Vale destacar que foi demonstrado que a Lei do Racismo descreve condutas às quais
se amoldam os diferentes tipos de preconceito, tais como a xenofobia, a intolerância religiosa
e, em última análise, a homofobia, visto que o conceito do termo raça está intimamente
conectado ao contexto histórico-social, sendo, por isso, fluido e não determinado pelas
similaridades físicas entre os integrantes do grupo tido como racializado.
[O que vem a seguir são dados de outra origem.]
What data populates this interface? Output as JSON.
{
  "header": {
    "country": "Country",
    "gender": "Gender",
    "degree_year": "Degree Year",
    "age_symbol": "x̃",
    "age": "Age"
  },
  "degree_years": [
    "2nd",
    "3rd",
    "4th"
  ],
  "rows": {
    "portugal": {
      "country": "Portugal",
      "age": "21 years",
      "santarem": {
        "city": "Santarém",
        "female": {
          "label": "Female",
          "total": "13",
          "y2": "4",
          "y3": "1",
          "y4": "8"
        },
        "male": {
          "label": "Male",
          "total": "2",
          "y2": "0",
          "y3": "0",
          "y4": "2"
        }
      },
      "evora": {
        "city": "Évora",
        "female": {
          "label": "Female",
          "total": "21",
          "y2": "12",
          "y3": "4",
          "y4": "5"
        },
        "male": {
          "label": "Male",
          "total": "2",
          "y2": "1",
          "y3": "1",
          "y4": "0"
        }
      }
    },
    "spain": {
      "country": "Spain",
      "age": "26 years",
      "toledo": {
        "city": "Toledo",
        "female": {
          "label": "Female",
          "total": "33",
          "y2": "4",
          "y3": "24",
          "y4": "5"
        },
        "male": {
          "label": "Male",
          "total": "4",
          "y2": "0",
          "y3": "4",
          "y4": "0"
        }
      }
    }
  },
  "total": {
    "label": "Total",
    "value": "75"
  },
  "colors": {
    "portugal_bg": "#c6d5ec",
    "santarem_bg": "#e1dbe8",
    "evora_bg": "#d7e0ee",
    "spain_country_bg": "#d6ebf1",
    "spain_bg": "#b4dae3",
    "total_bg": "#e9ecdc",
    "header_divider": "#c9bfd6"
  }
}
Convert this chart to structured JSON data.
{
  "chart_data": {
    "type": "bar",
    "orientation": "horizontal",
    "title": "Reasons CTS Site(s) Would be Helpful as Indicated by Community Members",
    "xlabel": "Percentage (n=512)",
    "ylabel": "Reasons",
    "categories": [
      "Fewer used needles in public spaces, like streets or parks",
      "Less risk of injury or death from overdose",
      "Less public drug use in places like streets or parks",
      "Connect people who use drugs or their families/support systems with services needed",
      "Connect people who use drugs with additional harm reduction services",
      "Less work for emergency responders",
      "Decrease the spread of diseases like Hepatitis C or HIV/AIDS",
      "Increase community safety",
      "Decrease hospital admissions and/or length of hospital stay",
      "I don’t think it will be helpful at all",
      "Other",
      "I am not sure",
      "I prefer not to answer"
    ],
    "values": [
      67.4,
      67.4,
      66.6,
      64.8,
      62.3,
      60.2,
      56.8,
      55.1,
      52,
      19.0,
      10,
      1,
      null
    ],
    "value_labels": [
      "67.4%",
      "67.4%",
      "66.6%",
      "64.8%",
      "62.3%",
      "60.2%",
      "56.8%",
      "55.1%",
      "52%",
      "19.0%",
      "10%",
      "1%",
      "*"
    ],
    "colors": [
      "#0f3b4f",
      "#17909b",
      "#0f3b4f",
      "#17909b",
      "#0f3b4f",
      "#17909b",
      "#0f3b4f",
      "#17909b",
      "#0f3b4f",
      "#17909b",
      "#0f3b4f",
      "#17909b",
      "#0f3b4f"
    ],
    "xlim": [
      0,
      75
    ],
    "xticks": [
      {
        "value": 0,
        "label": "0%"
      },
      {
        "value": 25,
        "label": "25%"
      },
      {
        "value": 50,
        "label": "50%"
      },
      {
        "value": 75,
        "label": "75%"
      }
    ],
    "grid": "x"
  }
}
Portanto, concluiu-se que as decisões proferidas, no julgamento da ADO 26 e do MI
4733, pela Corte Constitucional, observaram o princípio da legalidade penal e os seus
desdobramentos, pois: 1) a Lei nº 7.716/1989, que contém a norma penal incriminadora da
homofobia no termo “raça”, previsto nos artigos desse diploma legal, seguiu o devido trâmite
legislativo (lei estrita); 2) a Suprema Corte não incorreu em analogia in malam partem, visto
que não criou nenhum tipo penal e, sim, procedeu à interpretação conforme à Constituição do
termo “raça”, contido na Lei do Racismo (lei escrita); 3) o STF, ao interpretar o termo “raça”
conforme à Constituição, não agiu com base no subjetivismo dos julgadores ou por mero
capricho destinado a satisfazer os interesses do grupo LGBT+, tendo, somente, determinado o
alcance do vocábulo “raça”, previsto na Lei do Racismo (lei certa); e, 4) as condutas
homofóbicas, passíveis de ser punidas criminalmente, foram definidas por lei anterior e por
prévia cominação de sanção penal (lei prévia).